On a recent installment of Fox News Channel's "Hannity," conservative icon Sean Hannity stated that he has not quite forgiven New Jersey Governor Chris Christie for burnishing the president's credentials when Christie praised him for his response to aid New Jerseyans suffering from the effects of devastating Hurricane Sandy. I suppose in Sean Hannity's eyes, Christie should have told the president that he is not welcome in the state immediately preceding an election or that Christie should not have acknowledged Mr. Obama's relief efforts or thanked him for it. I applaud Governor Christie for doing what was right for his beleaguered and suffering constituents: asking the president for help, welcoming him to New Jersey to accept it, touring the devastated state with him, and acknowledging his fine efforts.
Newly-elected Kansas U. S. House Republican Tim Huelskamp has indicated that he will not compromise because compromise is not possible when the parties are so far apart. In turn, a number of Congressional Democrats, asserting that they have the upper hand by virtue of President Obama's re-election, are backing away from their prior willingness to consider reform of entitlement programs, this notwithstanding the fact that the president's victory in the popular vote was slim, that the heartland and the South are solidly red/Republican states, and despite the fact that opponent Mitt Romney won twenty-four states, hardly a landslide for the Democrats.
Americans for Tax Reform Founder Grover Norquist continues to loom large on the political stage as many current members of Congress have signed his pledge that they will never vote to increase taxes. I support a general credo of tax restraint and always seeking tax reduction, but one should "never say never", boxing themselves in to what can turn out to be an unrealistic promise as circumstances change.

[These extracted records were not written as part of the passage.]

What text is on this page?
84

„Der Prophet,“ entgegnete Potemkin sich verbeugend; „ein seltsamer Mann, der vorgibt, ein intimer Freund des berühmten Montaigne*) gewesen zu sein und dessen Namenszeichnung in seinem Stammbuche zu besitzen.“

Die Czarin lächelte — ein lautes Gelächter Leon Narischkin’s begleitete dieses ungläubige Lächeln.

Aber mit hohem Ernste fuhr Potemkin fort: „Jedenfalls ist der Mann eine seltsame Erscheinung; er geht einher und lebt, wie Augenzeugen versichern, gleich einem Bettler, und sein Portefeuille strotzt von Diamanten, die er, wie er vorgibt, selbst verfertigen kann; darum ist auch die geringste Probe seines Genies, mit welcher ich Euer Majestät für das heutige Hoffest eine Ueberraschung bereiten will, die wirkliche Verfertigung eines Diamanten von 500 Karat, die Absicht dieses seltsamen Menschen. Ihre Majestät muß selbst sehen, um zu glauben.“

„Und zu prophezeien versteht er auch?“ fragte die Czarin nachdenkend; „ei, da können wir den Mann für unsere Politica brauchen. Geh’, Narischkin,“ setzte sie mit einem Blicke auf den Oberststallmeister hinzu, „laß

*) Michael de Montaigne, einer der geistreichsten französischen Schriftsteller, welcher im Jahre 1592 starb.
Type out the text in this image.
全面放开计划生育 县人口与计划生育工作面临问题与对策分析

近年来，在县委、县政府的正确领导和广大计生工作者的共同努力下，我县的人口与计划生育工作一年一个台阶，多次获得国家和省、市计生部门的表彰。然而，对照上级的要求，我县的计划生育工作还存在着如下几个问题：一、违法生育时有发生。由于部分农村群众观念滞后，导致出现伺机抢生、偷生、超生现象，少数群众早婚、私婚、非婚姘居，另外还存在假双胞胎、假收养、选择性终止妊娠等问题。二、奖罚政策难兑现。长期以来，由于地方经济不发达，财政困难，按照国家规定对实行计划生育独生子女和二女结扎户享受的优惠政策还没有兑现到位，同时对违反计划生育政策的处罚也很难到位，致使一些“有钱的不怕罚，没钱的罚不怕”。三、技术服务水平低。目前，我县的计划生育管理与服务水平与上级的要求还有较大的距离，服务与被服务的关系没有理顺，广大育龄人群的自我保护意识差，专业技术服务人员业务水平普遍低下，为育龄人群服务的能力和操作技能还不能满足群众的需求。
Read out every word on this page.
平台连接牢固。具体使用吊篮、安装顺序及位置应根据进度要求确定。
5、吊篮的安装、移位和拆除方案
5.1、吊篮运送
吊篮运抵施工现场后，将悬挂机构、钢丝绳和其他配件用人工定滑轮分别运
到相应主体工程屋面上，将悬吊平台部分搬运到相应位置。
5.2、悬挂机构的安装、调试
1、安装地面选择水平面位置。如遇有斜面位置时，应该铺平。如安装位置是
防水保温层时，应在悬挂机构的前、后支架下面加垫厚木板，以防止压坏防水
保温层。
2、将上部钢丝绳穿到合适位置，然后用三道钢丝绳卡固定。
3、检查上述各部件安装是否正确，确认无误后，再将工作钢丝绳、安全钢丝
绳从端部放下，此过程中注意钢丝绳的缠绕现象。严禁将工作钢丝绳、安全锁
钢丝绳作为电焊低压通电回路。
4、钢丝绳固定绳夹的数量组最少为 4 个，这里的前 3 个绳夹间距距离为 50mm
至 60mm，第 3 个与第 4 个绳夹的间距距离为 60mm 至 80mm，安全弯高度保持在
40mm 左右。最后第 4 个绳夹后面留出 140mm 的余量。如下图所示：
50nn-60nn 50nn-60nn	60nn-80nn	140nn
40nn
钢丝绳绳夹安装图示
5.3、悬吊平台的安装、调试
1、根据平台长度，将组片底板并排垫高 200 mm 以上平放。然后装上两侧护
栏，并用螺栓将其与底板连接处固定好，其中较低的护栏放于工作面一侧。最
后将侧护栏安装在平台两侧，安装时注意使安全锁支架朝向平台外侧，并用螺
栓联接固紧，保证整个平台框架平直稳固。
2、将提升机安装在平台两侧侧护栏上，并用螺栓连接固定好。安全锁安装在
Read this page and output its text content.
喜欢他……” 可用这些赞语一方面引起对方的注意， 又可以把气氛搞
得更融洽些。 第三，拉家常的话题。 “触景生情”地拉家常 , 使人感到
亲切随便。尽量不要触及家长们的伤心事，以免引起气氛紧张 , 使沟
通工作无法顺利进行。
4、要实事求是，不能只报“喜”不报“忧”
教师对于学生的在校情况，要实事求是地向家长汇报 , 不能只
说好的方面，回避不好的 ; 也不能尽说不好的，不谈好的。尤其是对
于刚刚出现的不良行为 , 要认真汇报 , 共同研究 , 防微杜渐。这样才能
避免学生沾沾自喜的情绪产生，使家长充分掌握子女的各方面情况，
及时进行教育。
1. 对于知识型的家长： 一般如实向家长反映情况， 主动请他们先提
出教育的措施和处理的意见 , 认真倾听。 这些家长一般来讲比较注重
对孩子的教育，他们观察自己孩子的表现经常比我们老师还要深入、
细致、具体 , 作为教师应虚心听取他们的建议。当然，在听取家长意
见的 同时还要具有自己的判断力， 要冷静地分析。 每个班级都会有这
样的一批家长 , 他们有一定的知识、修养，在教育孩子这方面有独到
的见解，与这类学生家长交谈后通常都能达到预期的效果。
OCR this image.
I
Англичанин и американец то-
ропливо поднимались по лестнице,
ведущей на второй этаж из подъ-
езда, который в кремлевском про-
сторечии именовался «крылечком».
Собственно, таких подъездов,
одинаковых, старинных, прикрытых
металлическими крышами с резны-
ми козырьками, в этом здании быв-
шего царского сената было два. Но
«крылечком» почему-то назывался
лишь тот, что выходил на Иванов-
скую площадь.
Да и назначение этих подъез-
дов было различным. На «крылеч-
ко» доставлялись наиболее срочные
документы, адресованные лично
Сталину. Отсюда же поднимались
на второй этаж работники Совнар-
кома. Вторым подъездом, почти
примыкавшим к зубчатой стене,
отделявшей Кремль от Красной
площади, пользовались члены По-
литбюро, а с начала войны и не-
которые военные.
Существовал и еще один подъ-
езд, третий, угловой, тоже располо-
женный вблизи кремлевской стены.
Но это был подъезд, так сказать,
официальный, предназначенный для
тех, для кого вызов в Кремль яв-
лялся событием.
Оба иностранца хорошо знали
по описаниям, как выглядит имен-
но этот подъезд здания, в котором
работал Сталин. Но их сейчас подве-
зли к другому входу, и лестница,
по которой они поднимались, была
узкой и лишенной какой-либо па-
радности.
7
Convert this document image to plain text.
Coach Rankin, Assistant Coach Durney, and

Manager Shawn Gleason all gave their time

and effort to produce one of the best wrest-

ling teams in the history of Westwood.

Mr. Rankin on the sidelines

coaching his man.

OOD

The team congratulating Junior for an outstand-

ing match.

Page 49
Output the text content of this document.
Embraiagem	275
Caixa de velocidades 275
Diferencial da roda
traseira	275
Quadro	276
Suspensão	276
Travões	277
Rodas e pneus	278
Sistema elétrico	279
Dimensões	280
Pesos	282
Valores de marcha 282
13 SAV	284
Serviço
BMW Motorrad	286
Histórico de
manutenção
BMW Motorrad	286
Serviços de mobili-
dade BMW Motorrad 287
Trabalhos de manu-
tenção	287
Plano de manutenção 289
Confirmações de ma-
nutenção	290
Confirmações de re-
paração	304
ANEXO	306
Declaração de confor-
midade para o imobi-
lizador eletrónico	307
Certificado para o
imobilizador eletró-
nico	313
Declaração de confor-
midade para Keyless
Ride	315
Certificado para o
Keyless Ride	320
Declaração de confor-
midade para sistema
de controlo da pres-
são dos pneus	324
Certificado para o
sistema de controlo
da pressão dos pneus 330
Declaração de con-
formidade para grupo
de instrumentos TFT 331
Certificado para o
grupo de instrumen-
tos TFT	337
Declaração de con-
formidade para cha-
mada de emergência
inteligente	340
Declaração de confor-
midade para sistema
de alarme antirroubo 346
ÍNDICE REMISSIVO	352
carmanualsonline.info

If the Democrats hold to what appears to be their current position of no entitlement reform, Social Security, Medicare, and Medicaid will run out of money sooner rather than later. If the Republicans hold to their position of "tax cuts for all or tax cuts for no one," then taxes will increase markedly and a recession would be likely to ensue next year. I believe that on the issue of whether to extend the George W. Bush tax cuts for some or for all, the Republicans hold a losing hand. Just as they were blamed for the government shutdowns that occurred under President Bill Clinton in 1995 and 1996 and forced to retreat, they are likely to be blamed for standing in the way of preserving middle class tax relief for what President Obama classifies as "the 98%".
It appears that the positions of Republicans and Democrats have hardened to an extent that neither side retains a level of flexibility which would enable landmark legislation to be enacted. If this remains true, then we are in a great deal of trouble.
When we assess who is to blame for the dire state of the nation, we must look to ourselves. We placed into office and returned to office largely the same individuals who have fiddled as the nation sinks.